Magnus Fyhr of GMP notes capes are now 300% above their low point of $5,000 per day in April 2015 with rates moving from opex break-even to cash break-even.
Fyhr said in a report the dry cargo shares he follows rose 23.8% last week as investors responded to the rising rate environment.
Seanergy was the largest climber, with Paragon, Star Bulk, DryShips and Golden Ocean all gaining momentum.
Monday saw the Baltic Dry Index spend a third session above 1,000 points, with the market at the highest seen since the first week of December last year.
Amit Mehrotra of Deutsche Bank says the improvement in the Baltic Dry Index in the past couple of weeks follows a seasonal pattern, aided by strong South American grain volumes and limited capacity growth.
However, the analyst believes the rally has mixed implications.

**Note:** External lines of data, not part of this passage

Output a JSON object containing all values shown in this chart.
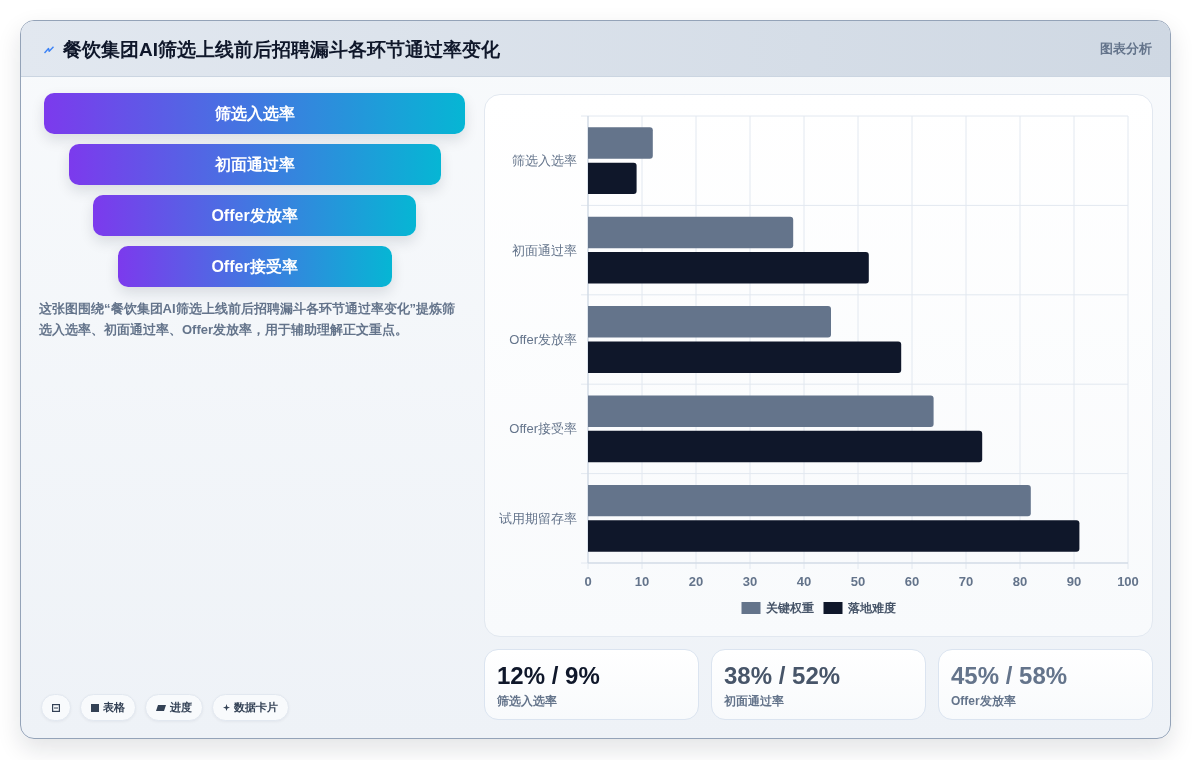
{
  "chart_data": [
    {
      "type": "other",
      "title": "餐饮集团AI筛选上线前后招聘漏斗各环节通过率变化",
      "categories": [
        "筛选入选率",
        "初面通过率",
        "Offer发放率",
        "Offer接受率"
      ],
      "annotations": [
        "图表分析",
        "这张图围绕“餐饮集团AI筛选上线前后招聘漏斗各环节通过率变化”提炼筛选入选率、初面通过率、Offer发放率，用于辅助理解正文重点。",
        "表格",
        "进度",
        "数据卡片"
      ]
    },
    {
      "type": "bar",
      "orientation": "horizontal",
      "categories": [
        "筛选入选率",
        "初面通过率",
        "Offer发放率",
        "Offer接受率",
        "试用期留存率"
      ],
      "series": [
        {
          "name": "关键权重",
          "color": "#64748b",
          "values": [
            12,
            38,
            45,
            64,
            82
          ]
        },
        {
          "name": "落地难度",
          "color": "#0f172a",
          "values": [
            9,
            52,
            58,
            73,
            91
          ]
        }
      ],
      "xlim": [
        0,
        100
      ],
      "xticks": [
        0,
        10,
        20,
        30,
        40,
        50,
        60,
        70,
        80,
        90,
        100
      ],
      "grid": true,
      "legend": "bottom"
    },
    {
      "type": "other",
      "categories": [
        "筛选入选率",
        "初面通过率",
        "Offer发放率"
      ],
      "value_labels": [
        "12% / 9%",
        "38% / 52%",
        "45% / 58%"
      ],
      "colors": [
        "#0f172a",
        "#475569",
        "#64748b"
      ]
    }
  ]
}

“On the positive side spot rates are now above opex breakeven levels and fast-approaching all-in cash breakeven which includes debt service and debt repayment,” Mehrotra wrote in a note to clients.
“This development will help significantly reduce the cash burden of all dry bulk shippers, and should stabilize asset values which will provide add’l breathing room for companies with large newbuilding acquisition programs.
“On the negative side it may delay, or erase altogether, a more pronounced recovery in 2017, as the current improved rate environment disincentivises additional scrappage.”